Lucy just pulled the football away from Charlie Brown again. In the budget compromise that averted a government shutdown, it was the Republicans not the Democrats who blinked on the funding of Planned Parenthood, and it was the pro-lifers who look to the GOP and not the abortion supporters who look to the Democrats who were disappointned. After the compromise, as before, hundreds of millions of tax dollars will continue to flow into the coffers of an organization that kills hundreds of thousands of unborn children each year and whose founder famously said, “The most merciful thing a family does for one of its infant members is to kill it.”

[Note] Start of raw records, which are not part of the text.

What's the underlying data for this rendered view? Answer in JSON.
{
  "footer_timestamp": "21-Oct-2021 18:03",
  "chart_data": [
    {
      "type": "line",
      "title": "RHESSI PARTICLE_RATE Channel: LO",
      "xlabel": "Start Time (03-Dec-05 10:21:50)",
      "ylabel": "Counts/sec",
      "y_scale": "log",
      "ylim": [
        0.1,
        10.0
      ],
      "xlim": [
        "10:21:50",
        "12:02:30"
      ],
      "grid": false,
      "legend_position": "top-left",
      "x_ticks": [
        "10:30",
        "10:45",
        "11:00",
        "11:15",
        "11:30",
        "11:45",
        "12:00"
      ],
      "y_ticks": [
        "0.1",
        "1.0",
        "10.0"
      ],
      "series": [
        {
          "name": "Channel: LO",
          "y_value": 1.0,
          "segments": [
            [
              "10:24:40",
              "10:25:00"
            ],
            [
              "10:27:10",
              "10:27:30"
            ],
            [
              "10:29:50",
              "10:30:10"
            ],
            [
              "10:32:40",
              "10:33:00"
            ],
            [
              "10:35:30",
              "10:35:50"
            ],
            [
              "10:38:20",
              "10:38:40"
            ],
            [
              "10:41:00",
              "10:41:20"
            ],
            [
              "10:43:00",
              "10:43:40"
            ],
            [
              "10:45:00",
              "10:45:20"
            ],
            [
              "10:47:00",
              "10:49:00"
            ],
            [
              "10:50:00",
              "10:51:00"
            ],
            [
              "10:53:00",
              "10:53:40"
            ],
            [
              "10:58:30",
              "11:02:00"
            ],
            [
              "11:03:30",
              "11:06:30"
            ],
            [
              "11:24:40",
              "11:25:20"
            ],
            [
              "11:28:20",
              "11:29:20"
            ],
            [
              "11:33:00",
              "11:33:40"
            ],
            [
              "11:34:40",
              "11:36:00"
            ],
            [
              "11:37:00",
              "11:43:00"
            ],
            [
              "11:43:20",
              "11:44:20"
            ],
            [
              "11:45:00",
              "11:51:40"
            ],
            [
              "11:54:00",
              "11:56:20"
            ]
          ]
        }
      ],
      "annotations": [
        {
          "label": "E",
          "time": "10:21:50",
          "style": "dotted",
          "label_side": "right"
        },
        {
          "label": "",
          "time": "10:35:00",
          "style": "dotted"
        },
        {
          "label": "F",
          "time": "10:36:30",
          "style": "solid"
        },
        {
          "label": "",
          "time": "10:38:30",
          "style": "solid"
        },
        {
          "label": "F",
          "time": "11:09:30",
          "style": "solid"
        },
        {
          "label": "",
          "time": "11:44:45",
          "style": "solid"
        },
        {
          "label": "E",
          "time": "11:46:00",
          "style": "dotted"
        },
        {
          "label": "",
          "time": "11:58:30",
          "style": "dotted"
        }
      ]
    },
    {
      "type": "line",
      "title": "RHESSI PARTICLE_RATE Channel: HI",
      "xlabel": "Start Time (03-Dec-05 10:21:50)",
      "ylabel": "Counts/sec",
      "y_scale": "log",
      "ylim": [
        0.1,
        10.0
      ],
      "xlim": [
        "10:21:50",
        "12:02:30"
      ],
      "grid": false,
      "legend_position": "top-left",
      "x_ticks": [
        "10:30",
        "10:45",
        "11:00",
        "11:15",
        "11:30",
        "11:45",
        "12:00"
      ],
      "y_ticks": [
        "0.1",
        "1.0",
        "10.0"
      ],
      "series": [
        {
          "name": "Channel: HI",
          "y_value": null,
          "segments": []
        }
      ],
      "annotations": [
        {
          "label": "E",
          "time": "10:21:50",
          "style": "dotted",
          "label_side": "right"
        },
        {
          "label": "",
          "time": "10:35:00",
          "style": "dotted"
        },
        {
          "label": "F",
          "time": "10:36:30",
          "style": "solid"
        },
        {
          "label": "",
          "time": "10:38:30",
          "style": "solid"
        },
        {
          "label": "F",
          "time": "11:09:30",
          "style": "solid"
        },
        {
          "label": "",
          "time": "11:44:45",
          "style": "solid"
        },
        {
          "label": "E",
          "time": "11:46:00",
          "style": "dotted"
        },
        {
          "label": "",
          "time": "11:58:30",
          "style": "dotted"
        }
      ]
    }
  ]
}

The debate leading up to the compromise provided another reminder of why Roe v. Wade has not been overturned. Richard Scaife, a long-time donor to the GOP and conservative causes, took out a full-page ad in the Wall Street Journal to gush about how his grandmother knew Margaret Sanger and how wonderful Planned Parenthood is. In Scaife’s world, government spending is okay when the money is spent on Planned Parenthood. There are lots of old money families with histories similar to Scaife’s, as Republican leaders well know, since many of those families are their own. The Bushes, like the Scaifes, were early supporters of Planned Parenthood, and Nancy Reagan, Barbara Bush, and Laura Bush all remain supporters of abortion.
Republicans such as Scaife and Nancy Reagan, Barbara Bush, and Laura Bush can tolerate pro-life rhetoric and the occasional law dealing with the margins of the abortion issue, but the overturning of Roe v. Wade would provoke a civil war in the upper reaches of the GOP, which is one reason why that infamous decision has not been overturned, even though Republican presidents have appointed a majority of all Supreme Court justices since it was handed down in 1973. Indeed, thanks to Warren Rudman’s memoirs, we now know that George H.W. Bush appointed David Souter to the Supreme Court knowing full well that Souter was a supporter of Roe v. Wade.
Politically, Roe v. Wade has been a tremendous boon to the national GOP. For decades, millions of pro-lifers have reliably voted for Republican presidential candidates on the basis of the pro-life issue, even though many of those voters might favor the Democrats on economic issues. If Roe v. Wade were overturned, the abortion issue would become a state issue, and many pro-life voters would again feel free to consider Democratic candidates for national office. Until Charlie Brown realizes the game Lucy is playing, there is no reason to expect that Roe v. Wade will be overturned or that the GOP as a whole (with many obvious and honorable exceptions) will stand by its stated pro-life beliefs when it matters.